Es ist Tradition in unserer Familie, dass dieses Schmuckstück immer dann den Besitzer wechselt, wenn die älteste Tochter ihren fünfzehnten Geburtstag feiert. So wurde es festgelegt vor langer Zeit, aber da ich keine eigene Tochter bekommen habe, wie du weißt, sondern nur die Freude hatte, deinen Vater großzuziehen, bist nun du die Nächste in unserer Familie, die den Anhänger erhält. Und solltest du selbst einmal eine Tochter bekommen, dann bitte ich dich, führe die Tradition fort und reiche das Schmuckstück an sie weiter, sobald sie fünfzehn wird.
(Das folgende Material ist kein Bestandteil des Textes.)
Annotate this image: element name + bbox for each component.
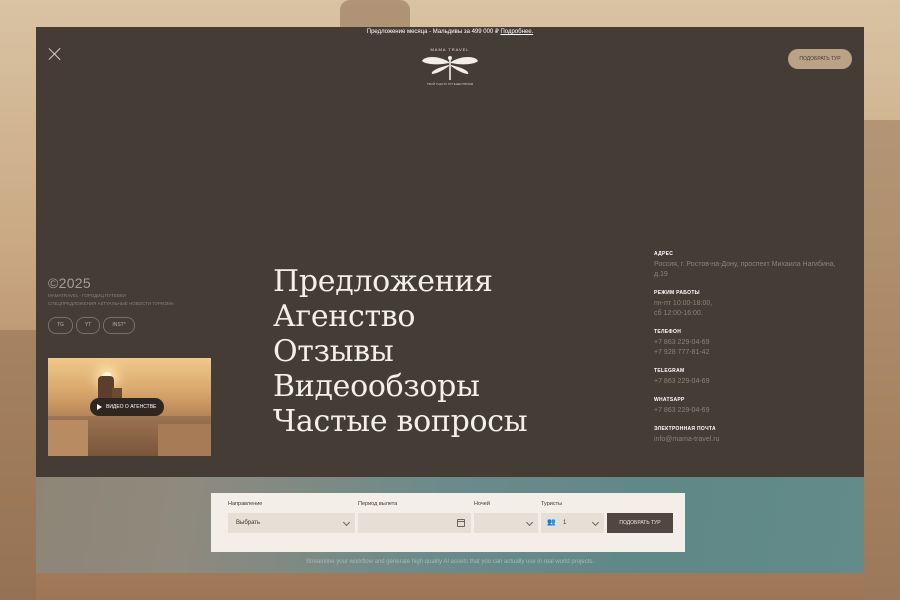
- calendar-icon: [457, 519, 465, 527]
- hours-label: РЕЖИМ РАБОТЫ: [654, 290, 700, 296]
- copyright-line: СПЕЦПРЕДЛОЖЕНИЯ АКТУАЛЬНЫЕ НОВОСТИ ТУРИЗ…: [48, 301, 174, 306]
- period-label: Период вылета: [358, 501, 398, 507]
- copyright-year: ©2025: [48, 275, 91, 291]
- background-rock: [340, 0, 410, 30]
- promo-link[interactable]: Подробнее.: [500, 29, 533, 35]
- footnote: Streamline your workflow and generate hi…: [305, 559, 595, 565]
- logo-bottom-text: ТВОЙ ГИД ПО ПУТЕШЕСТВИЯМ: [426, 82, 474, 86]
- nights-select[interactable]: [474, 513, 538, 533]
- video-thumbnail-building: [158, 424, 211, 456]
- email-link[interactable]: info@mama-travel.ru: [654, 435, 844, 445]
- phone-link[interactable]: +7 928 777-81-42: [654, 348, 844, 358]
- whatsapp-link[interactable]: +7 863 229-04-69: [654, 406, 844, 416]
- video-button-label: ВИДЕО О АГЕНСТВЕ: [106, 404, 157, 410]
- chevron-down-icon: [525, 518, 534, 527]
- contacts-block: АДРЕС Россия, г. Ростов-на-Дону, проспек…: [654, 251, 844, 455]
- phone-label: ТЕЛЕФОН: [654, 329, 682, 335]
- tourists-value: 1: [563, 520, 567, 526]
- logo-top-text: MAMA TRAVEL: [430, 47, 470, 52]
- close-icon[interactable]: [48, 47, 62, 61]
- background-rock: [864, 120, 900, 600]
- background-rock: [0, 330, 36, 600]
- tourists-select[interactable]: 👥 1: [541, 513, 604, 533]
- direction-select[interactable]: Выбрать: [228, 513, 355, 533]
- hours-saturday: сб 12:00-16:00.: [654, 310, 703, 317]
- promo-bar: Предложение месяца - Мальдивы за 499 000…: [36, 28, 864, 36]
- people-icon: 👥: [547, 519, 556, 526]
- direction-label: Направление: [228, 501, 263, 507]
- menu-item-video-reviews[interactable]: Видеообзоры: [273, 369, 527, 404]
- social-inst-button[interactable]: INST*: [103, 317, 135, 334]
- video-play-button[interactable]: ВИДЕО О АГЕНСТВЕ: [90, 398, 165, 416]
- telegram-link[interactable]: +7 863 229-04-69: [654, 377, 844, 387]
- chevron-down-icon: [591, 518, 600, 527]
- main-menu: Предложения Агенство Отзывы Видеообзоры …: [273, 264, 528, 439]
- nights-label: Ночей: [474, 501, 490, 507]
- video-thumbnail-building: [48, 420, 88, 456]
- play-icon: [97, 404, 102, 410]
- telegram-label: TELEGRAM: [654, 368, 685, 374]
- search-submit-button[interactable]: ПОДОБРАТЬ ТУР: [607, 513, 673, 533]
- find-tour-button[interactable]: ПОДОБРАТЬ ТУР: [788, 49, 852, 69]
- copyright-line: MAMATRAVEL - ГОРОДИЦ ПУТЕВКИ: [48, 293, 126, 298]
- tour-search-form: Направление Выбрать Период вылета Ночей …: [211, 493, 685, 552]
- promo-text: Предложение месяца - Мальдивы за 499 000…: [366, 29, 499, 35]
- direction-value: Выбрать: [236, 520, 261, 526]
- video-card[interactable]: ВИДЕО О АГЕНСТВЕ: [48, 358, 211, 456]
- menu-overlay: Предложение месяца - Мальдивы за 499 000…: [36, 27, 864, 573]
- social-links: TG YT INST*: [48, 317, 135, 334]
- whatsapp-label: WHATSAPP: [654, 397, 685, 403]
- social-tg-button[interactable]: TG: [48, 317, 73, 334]
- chevron-down-icon: [342, 518, 351, 527]
- period-input[interactable]: [358, 513, 471, 533]
- social-yt-button[interactable]: YT: [75, 317, 101, 334]
- hours-weekdays: пн-пт 10:00-18:00,: [654, 300, 713, 307]
- dragonfly-logo-icon: [422, 56, 478, 80]
- address-label: АДРЕС: [654, 251, 674, 257]
- copyright-block: ©2025 MAMATRAVEL - ГОРОДИЦ ПУТЕВКИ СПЕЦП…: [48, 275, 223, 307]
- tourists-label: Туристы: [541, 501, 563, 507]
- logo[interactable]: MAMA TRAVEL ТВОЙ ГИД ПО ПУТЕШЕСТВИЯМ: [416, 45, 484, 91]
- menu-item-reviews[interactable]: Отзывы: [273, 334, 527, 369]
- menu-item-offers[interactable]: Предложения: [273, 264, 527, 299]
- email-label: ЭЛЕКТРОННАЯ ПОЧТА: [654, 426, 716, 432]
- phone-link[interactable]: +7 863 229-04-69: [654, 338, 844, 348]
- address-value: Россия, г. Ростов-на-Дону, проспект Миха…: [654, 261, 836, 278]
- menu-item-faq[interactable]: Частые вопросы: [273, 404, 528, 439]
- menu-item-agency[interactable]: Агенство: [273, 299, 527, 334]
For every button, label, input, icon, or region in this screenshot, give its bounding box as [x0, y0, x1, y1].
Wann die Tradition begann und von wem das Schmuckstück stammt, ist eine lange Geschichte, zu lang, um sie in diesem Brief niederzuschreiben. Wenn du mehr darüber erfahren willst, lies Amalias Tagebuch. Darin erfährst du alles über unsere Familienlegende.
Nur so viel: Wenn man den alten Geschichten Glauben schenkt, dann besitzt dieser Anhänger größere Kräfte, als es auf den ersten Blick den Anschein hat. Deshalb pass gut auf ihn auf. Und sei achtsam bei allem, was du damit tust.
Wenn an den Geschichten etwas Wahres ist, dann kann dieser Anhänger dir den Menschen zeigen, der deinem Herzen am nächsten ist. Glaub immer daran, dass es einen solchen Menschen gibt. Einen Menschen, dem du dein volles Vertrauen schenken kannst und der dir das seine schenkt. Der immer für dich da ist. Und mit dem du alles teilst.
Du hast es verdient, einem solchen Menschen zu begegnen, mein Liebling. Und ich bin überzeugt, dass du es eines Tages tun wirst.
Ich liebe dich von ganzem Herzen. Für immer.